Sunday, August 3, 2008

The Alchemy of Stone (2008)

The Alchemy of Stone is the newest novel by Ekaterina Sedia, author of The Secret History of Moscow, who was also kind enough to provide the story Amber Ships for us here. According to the publisher's blurb:
Mattie, an intelligent automaton skilled in the use of alchemy, finds herself caught in the middle of a conflict between gargoyles, the Mechanics, and the Alchemists. With the old order quickly giving way to the new, Mattie discovers powerful and dangerous secrets - secrets that can completely alter the balance of power in the city of Ayona. However, this doesn't sit well with Loharri, the Mechanic who created Mattie and still has the key to her heart - literally!

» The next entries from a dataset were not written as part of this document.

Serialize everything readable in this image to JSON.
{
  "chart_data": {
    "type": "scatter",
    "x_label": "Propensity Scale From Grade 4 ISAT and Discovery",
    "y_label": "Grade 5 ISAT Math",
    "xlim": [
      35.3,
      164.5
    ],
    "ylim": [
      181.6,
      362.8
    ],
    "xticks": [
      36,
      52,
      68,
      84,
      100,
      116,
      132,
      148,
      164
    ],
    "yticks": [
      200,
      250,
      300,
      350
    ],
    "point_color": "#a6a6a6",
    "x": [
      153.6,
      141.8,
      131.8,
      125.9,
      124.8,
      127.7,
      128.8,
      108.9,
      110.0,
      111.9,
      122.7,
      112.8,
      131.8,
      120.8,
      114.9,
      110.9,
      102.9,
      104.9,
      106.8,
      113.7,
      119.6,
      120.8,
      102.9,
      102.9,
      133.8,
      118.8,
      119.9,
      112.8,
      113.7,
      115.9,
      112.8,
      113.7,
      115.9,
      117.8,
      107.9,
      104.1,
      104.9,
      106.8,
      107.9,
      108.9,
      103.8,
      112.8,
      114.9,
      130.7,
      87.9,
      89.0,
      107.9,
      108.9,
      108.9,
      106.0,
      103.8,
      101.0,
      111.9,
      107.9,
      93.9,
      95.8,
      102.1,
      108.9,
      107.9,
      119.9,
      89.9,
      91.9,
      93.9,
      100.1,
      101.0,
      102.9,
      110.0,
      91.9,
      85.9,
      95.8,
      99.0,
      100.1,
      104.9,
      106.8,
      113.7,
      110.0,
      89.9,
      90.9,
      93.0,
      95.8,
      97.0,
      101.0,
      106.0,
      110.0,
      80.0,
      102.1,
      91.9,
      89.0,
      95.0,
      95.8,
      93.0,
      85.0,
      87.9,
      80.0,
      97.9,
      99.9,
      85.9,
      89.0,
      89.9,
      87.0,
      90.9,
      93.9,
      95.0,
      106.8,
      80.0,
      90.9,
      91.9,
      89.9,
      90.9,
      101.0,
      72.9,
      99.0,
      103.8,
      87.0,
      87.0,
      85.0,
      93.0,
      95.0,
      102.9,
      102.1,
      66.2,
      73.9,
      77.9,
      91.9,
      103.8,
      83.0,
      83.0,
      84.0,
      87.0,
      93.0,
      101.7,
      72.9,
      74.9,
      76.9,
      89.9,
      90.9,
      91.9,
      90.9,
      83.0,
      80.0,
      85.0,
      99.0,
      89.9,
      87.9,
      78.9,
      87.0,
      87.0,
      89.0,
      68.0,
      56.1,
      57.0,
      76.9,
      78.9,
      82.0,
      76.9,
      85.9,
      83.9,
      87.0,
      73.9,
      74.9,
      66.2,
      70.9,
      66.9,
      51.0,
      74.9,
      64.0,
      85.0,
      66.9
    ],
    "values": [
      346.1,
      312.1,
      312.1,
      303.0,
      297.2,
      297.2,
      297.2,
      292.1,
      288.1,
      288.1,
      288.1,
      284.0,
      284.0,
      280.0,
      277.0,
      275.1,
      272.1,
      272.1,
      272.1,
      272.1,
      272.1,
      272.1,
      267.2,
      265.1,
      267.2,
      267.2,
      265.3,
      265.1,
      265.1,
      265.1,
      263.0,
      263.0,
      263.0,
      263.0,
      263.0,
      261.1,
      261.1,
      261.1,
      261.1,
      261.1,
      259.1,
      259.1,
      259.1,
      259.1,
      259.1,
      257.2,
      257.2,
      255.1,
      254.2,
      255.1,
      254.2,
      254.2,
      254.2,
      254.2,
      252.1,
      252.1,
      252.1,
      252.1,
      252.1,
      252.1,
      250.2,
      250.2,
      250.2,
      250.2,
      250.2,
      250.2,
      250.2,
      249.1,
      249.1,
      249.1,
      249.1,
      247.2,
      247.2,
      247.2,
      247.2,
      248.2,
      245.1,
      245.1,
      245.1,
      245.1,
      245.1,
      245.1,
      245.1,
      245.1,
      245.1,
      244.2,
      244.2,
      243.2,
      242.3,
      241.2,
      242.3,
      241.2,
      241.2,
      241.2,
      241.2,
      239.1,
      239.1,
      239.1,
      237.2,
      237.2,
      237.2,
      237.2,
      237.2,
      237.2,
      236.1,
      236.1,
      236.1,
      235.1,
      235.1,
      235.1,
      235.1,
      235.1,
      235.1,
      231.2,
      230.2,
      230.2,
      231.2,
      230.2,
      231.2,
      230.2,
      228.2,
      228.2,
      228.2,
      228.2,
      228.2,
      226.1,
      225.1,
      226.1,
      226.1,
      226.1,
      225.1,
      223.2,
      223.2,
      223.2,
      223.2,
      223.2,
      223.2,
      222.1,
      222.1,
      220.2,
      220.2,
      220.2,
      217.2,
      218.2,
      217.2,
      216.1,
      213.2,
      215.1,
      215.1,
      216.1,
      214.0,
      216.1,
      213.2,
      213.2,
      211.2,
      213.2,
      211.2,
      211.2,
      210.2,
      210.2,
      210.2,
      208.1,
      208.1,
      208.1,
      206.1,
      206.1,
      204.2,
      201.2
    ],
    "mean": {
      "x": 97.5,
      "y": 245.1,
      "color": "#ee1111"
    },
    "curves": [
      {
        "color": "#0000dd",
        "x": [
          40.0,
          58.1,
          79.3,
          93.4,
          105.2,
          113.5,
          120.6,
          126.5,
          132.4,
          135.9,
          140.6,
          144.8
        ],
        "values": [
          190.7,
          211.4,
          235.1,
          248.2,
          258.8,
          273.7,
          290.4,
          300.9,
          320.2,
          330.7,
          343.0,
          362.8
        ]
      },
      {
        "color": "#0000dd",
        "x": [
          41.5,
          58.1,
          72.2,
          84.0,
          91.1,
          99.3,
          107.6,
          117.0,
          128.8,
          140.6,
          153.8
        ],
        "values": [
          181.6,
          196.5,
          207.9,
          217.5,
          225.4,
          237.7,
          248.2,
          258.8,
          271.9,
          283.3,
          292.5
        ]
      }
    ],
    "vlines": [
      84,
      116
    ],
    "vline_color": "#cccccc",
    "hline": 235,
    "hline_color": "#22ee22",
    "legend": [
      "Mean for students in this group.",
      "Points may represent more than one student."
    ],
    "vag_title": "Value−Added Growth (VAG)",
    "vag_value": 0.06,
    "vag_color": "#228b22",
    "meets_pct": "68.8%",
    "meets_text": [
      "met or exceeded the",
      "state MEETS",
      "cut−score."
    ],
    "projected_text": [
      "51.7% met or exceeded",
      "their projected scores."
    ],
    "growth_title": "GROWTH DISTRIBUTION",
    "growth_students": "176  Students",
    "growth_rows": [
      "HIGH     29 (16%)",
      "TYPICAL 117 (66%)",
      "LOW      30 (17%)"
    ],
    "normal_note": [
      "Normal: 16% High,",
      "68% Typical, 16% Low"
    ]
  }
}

If you read the aforementioned Amber Ships, then you already have an appreciation for Sedia's thick and descriptive writing style. Little escapes detailed notice in her heavily textured and atmospheric world. There is an overwhelming sense of claustrophobia in her city, pushing in on the reader with its scents and lingering, musky, smokey stimuli.

Within the city, Sedia covers a great deal of dramatic ground. The Alchemy of Stone is ultimately a web of allegories for the perfectly ordinary lying beneath a fantastic world of living gargoyles, alechmist automatons, men who capture ghosts within themselves and the giant contraptions of mechanic-kings. She charts the transition of a society from a hereditary aristocracy through revolutionary ferment while, via the political intrigues between mechanics and alchemists, the passing from a more romantic, rural age of traditional wisdom to a modern age of heavy industry and its deleterious effects on society.

The most potent moments for this reviwer were those that dealt with issues of prejudice and descrimination. The heroine Mattie has made good (or was made good) as an emancpiated female automaton, and that position allows her to experience and observe the dynamics of racism. On the one hand she is filled with revulsion at the mindless automatons who go about their slavish labours while on the other she objects to the racial epithet "clunker" being shouted at her. Mattie is accepted within both the alchemist and mechanic parties, but only because she is seen as inconsequential. She is savvy enough, however, to use the prejudice to her advantage when straddling the social order between the elite and the underclass of women and workers.

The universality of her allegory provides the only meaningful fault with Sedia's novel, being that the setting is itself inconsequential. The imaginative "Steampunk" world isn't really made use of. The automatons, the gargoyles, the lizard-wagons, the Soul-Smoker, the alechmists end up being window dressing to a story that could be told with a minimum of change in any society, real or fictional, mirroring the last two centuries' political, social and economic upheavals.

There is certainly a fine line between crafting a timeless tale and making use of a genre in such a way that the story couldn't be sensible in any other setting. If we take The Alchemy of Stone as an attempt to weigh in on the question, it would seem that Sedia threw down with timeless universality. However, there is certainly no shortage of novels, especially in Science Fiction, that are so genre-specific that they become incomprehensibly mired in jargon and abstractions. As a story of racial descrimination and the effects of technology on the worker, it is a worthy and richly descriptive novel.